Seanad debates

Wednesday, 6 March 2013

Seanad Electoral Reform Bill 2013: Second Stage

 

5:55 pm

Photo of Mary Ann O'BrienMary Ann O'Brien (Independent) | Oireachtas source

Under Senator Crown's Bill every citizen entitled to vote in local elections will be entitled to a Seanad vote. This undoubtedly would break the hold to some extent that the political establishment has on the Seanad's membership. Also worth noting is a clause that ensures that Seanad elections will occur on the same day as the Dáil polling day. I welcome this. By extension, it will also stop people running for both Houses of the Oireachtas. This would lessen the unsavoury and widespread practice by political parties of treating the Upper House as either a Montessori or kindergarten for future Dáil candidates or as a nice retirement home for failed Dáil candidates or party loyalists.

The proposal in the Bill to extend the electoral franchise to Irish citizens living abroad for Seanad elections is one I strongly support and welcome.

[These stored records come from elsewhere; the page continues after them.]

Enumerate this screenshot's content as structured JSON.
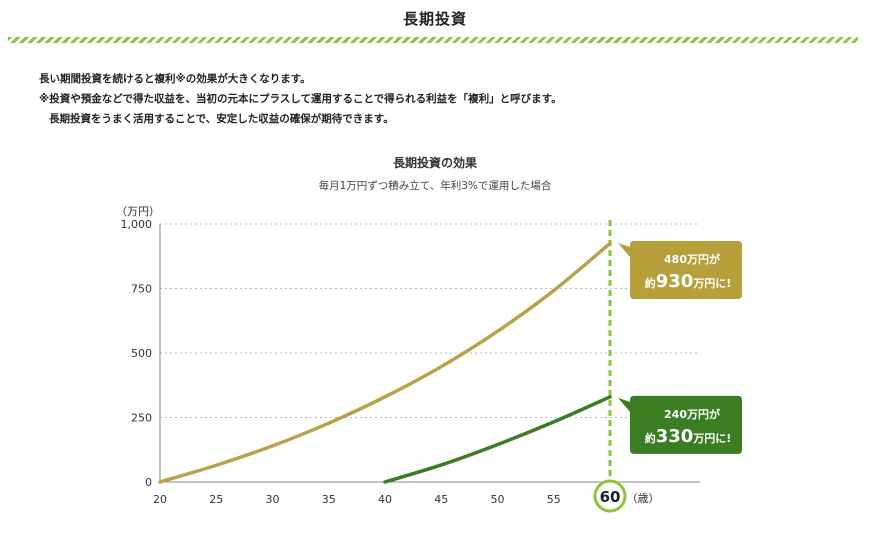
{
  "header": {
    "title": "長期投資"
  },
  "intro": {
    "line1": "長い期間投資を続けると複利※の効果が大きくなります。",
    "line2": "※投資や預金などで得た収益を、当初の元本にプラスして運用することで得られる利益を「複利」と呼びます。",
    "line3": "長期投資をうまく活用することで、安定した収益の確保が期待できます。"
  },
  "chart_data": {
    "type": "line",
    "title": "長期投資の効果",
    "subtitle": "毎月1万円ずつ積み立て、年利3%で運用した場合",
    "ylabel": "（万円）",
    "xlabel": "（歳）",
    "xlim": [
      20,
      68
    ],
    "ylim": [
      0,
      1000
    ],
    "x_ticks": [
      "20",
      "25",
      "30",
      "35",
      "40",
      "45",
      "50",
      "55",
      "60"
    ],
    "y_ticks": [
      "0",
      "250",
      "500",
      "750",
      "1,000"
    ],
    "grid": "horizontal-dashed",
    "highlight_x": 60,
    "highlight_label": "60",
    "series": [
      {
        "color": "#b8a34a",
        "x": [
          20,
          25,
          30,
          35,
          40,
          45,
          50,
          55,
          60
        ],
        "y": [
          0,
          65,
          140,
          228,
          330,
          447,
          584,
          742,
          925
        ]
      },
      {
        "color": "#3a7d22",
        "x": [
          40,
          45,
          50,
          55,
          60
        ],
        "y": [
          0,
          66,
          145,
          233,
          330
        ]
      }
    ],
    "callouts": [
      {
        "line1": "480万円が",
        "pre": "約",
        "num": "930",
        "post": "万円に!",
        "color": "#b79f3c",
        "y": 930
      },
      {
        "line1": "240万円が",
        "pre": "約",
        "num": "330",
        "post": "万円に!",
        "color": "#3a7d22",
        "y": 330
      }
    ],
    "colors": {
      "grid": "#bbbbbb",
      "axis": "#888888",
      "highlight": "#8cc63f"
    }
  }
}
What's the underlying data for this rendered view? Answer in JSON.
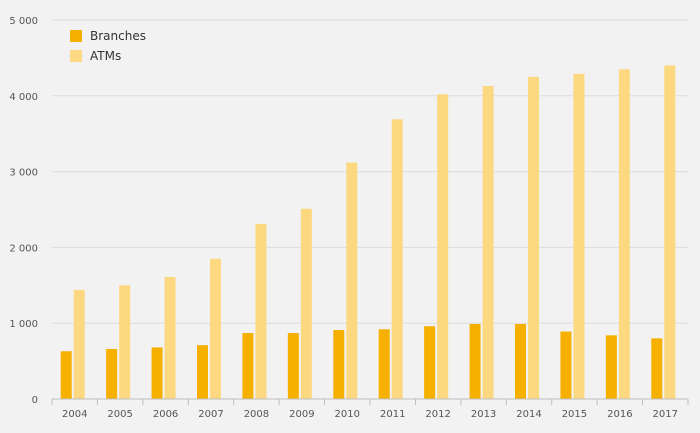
{
  "chart_data": {
    "type": "bar",
    "title": "",
    "xlabel": "",
    "ylabel": "",
    "ylim": [
      0,
      5000
    ],
    "yticks": [
      0,
      1000,
      2000,
      3000,
      4000,
      5000
    ],
    "ytick_labels": [
      "0",
      "1 000",
      "2 000",
      "3 000",
      "4 000",
      "5 000"
    ],
    "categories": [
      "2004",
      "2005",
      "2006",
      "2007",
      "2008",
      "2009",
      "2010",
      "2011",
      "2012",
      "2013",
      "2014",
      "2015",
      "2016",
      "2017"
    ],
    "series": [
      {
        "name": "Branches",
        "color": "#f5b000",
        "values": [
          630,
          660,
          680,
          710,
          870,
          870,
          910,
          920,
          960,
          990,
          990,
          890,
          840,
          800
        ]
      },
      {
        "name": "ATMs",
        "color": "#fcd980",
        "values": [
          1440,
          1500,
          1610,
          1850,
          2310,
          2510,
          3120,
          3690,
          4020,
          4130,
          4250,
          4290,
          4350,
          4400
        ]
      }
    ],
    "grid": true,
    "legend_position": "top-left"
  }
}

I am sure that would be welcomed by anybody who has a friend, a niece or a child who has had the bad luck to have to emigrate in the past five years. I remind Members that during the height of the recession 110 people per day were leaving our shores seeking employment abroad. I do not have the exact numbers. We have a diaspora of 70 million, but if we think of the past seven years and the many people who did not want to leave Ireland and had to leave, surely, for starters, they deserve a vote. I would also remind Members that it is not easy for a person who is abroad to vote. One has to leave the job one hopefully has in Boston, Chicago or Abu Dhabi and find the consulate or embassy and register to vote.

Then on polling day, one must reregister and place one's vote. It is not just a question of going online and clicking "pick". It is not an easy thing to do but I welcome the fact that it is stretched across the world to our diaspora. It is funny that we dream up things like The Gathering and we expect those abroad to support it. Why not therefore give these people a vote?

The new system envisaged in the Bill to nominate candidates is to be welcomed and should ensure that it is easier for people to contest a Seanad election if they wish. Thankfully, it would bring an end to the undemocratic situation whereby fewer than 2,000 people decide the outcome of the panel elections, which amount to 43 seats in this Chamber. The ending of the practice of nominating bodies for these panels is no bad thing to my mind.

I have heard Senator Crown explain in media interviews earlier this week that to remove the Taoiseach's nominees or the university Senators from the make-up of the Seanad would require a constitutional referendum. I can accept this point despite my reservations about both panels, as I know there is little public appetite for referendums due largely to the huge cost associated with running them.

Given that the electoral system is freer and less under the control of the political parties, it might not necessarily be a bad thing and may help to avoid legislative stalemates. I suggest it might make this reform pill easier to swallow for the political parties. Where I differ strongly from Senator Crown is in his proposals for the structure of university seats. This Bill, if passed, would see the creation of three university panels - a Trinity panel, a National University of Ireland panel and a panel for other higher institutions - each consisting of two seats. I would like to encourage Senator Crown, when he speaks later, to explain his rationale at to why Trinity is afforded two seats. Trinity is one institution so I need to hear why it deserves two seats while the other universities and institutes of technology are lumped into two panels.